Телеведущая села на лавочку, сбросила с ног туфли – пошевелила стертыми пальцами.
– Значит, ты всерьез взялся выполнять мои желания?
– Только те, которые совпадают с моими, – прищурился Клим.
– Вот я и думаю... – Тамара запрокинула голову, – стоит ли тебе доверять? Ты то квартирант, то джинн, то следователь, то похититель людей. И мне хотелось бы знать, кем ты станешь через полчаса?
Старая пальма шелестела разлапистыми листьями, с моря долетал удивительно свежий для города ветер.
– А я и не претендую на доверие, – Бондарев даже не присел, всем своим видом показывая, что Сухуми далеко не последняя остановка в их пути. – Можешь думать обо мне, что угодно. Правды – не жди.
– Придется подсуммировать то, что имеем, – Белкина принялась загибать пальцы. – Президент убит – раз, об этом почему-то молчат – два, я сбежала черт знает с кем, и теперь нас ищут – три. Пока мне не станет ясно, во что ты меня втянул, я не тронусь с места.
– На каждый твой дурацкий вопрос существует толковый ответ. И основной из них тебе известен. Тебе сейчас без меня не выкрутиться. Ты хотела вернуться в Москву, вновь оказаться на экране телевизора?
Белкина тихо присвистнула.
– Это невозможно. Даже настоящий джинн из бутылки не поможет. У меня до сих пор в ушах стоят грохот крупнокалиберного пулемета и вой сирены сторожевика. Как только я переступлю порог Останкино, меня сразу же возьмут под белы ручки. Мы с тобой столько дел наворотили, что, как говорится, нас дешевле будет убить, чем перевоспитать.
Клим Бондарев покачал головой:
– Ты еще вспомни, что твой паспорт остался в Бочкаревом Потоке.
– И это тоже.
– Пошли.
– Куда? Вперед – к сияющим вершинам славы? – Белкина нехотя поднялась со скамейки.
Механику того, что происходило дальше, она слабо понимала, да уже особо и не пыталась. Бондарев кому-то позвонил, и через пятнадцать минут они уже ехали в потрепанном джипе с тонированными стеклами. За рулем сидел страшного вида кавказец, по сравнению с которым даже чеченские боевики из Гудермеса выглядели студентами-международниками. Бондарев говорил с ним на непонятном для Тамары языке: как она подозревала, на абхазском. Единственное доступное ей слово, проскользнувшее у Клима, было «паспорт», услышав которое кавказец долго смеялся. Наверное, такие мелочи жизни, как документы, он считал недостойными внимания условностями.
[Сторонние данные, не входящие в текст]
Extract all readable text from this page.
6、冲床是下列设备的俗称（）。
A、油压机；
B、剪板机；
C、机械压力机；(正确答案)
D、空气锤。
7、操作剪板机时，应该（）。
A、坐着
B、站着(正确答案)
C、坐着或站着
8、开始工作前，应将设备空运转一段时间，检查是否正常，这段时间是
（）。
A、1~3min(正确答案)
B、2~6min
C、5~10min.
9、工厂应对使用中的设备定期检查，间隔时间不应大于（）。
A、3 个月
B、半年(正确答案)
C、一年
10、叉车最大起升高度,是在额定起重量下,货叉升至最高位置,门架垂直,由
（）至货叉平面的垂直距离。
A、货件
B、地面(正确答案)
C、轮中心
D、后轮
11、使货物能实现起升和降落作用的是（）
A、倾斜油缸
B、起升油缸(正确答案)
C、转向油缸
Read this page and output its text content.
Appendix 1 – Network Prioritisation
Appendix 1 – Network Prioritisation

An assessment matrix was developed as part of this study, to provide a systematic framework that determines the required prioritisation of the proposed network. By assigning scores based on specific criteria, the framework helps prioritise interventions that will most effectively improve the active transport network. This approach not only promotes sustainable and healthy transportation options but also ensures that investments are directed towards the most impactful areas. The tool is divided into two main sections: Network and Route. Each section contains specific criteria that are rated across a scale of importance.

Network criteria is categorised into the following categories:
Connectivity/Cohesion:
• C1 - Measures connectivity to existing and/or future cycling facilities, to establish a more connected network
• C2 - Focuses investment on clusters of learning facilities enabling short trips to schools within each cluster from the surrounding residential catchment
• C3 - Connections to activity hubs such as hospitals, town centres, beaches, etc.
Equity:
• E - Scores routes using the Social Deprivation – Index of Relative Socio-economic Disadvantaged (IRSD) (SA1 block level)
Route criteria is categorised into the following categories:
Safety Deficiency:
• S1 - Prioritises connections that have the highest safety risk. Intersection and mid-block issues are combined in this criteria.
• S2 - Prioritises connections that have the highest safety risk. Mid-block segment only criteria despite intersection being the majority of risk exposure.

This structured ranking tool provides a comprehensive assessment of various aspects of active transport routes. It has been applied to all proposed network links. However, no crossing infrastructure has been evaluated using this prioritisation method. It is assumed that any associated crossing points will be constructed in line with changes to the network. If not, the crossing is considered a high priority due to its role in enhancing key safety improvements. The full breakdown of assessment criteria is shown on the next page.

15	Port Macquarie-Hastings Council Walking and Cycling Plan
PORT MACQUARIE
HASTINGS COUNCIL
Джип прикатил на летное поле гражданского аэродрома. Возле старенького транспортного самолета «Ан-24» суетились небритые мужчины – таскали из грузовика картонные коробки, на которых краснели, синели, серебрились и золотились торговые марки сигарет.
– Тут подожди, – внезапно отозвался на русском кавказец и выбрался из-за руля.
Белкина чувствовала себя чужой на этом «празднике жизни».
– Он кто? – спросила журналистка у Клима, наблюдая сквозь стекло за тем, как кавказец бурно обнимается с соплеменниками.
– Хороший знакомый, – неопределенно ответил Бондарев, – я ему как-то крупно помог.
– Так, как мне?
– У него были другие проблемы.
– Наркотики, оружие, взрывчатка? – телеведущая провожала взглядом картонные ящики, исчезающие в чреве древнего самолета, на хвосте которого красовался наклеенный российский флаг.
– Вечно этим журналистам мерещится криминал. Обычная контрабанда – сигареты. Начнется сезон, будут мандарины по воздуху в обход таможни перебрасывать.
Кавказец вернулся и сообщил, что самолет вылетит ближе к ночи, после чего Бондарев зашелестел купюрами.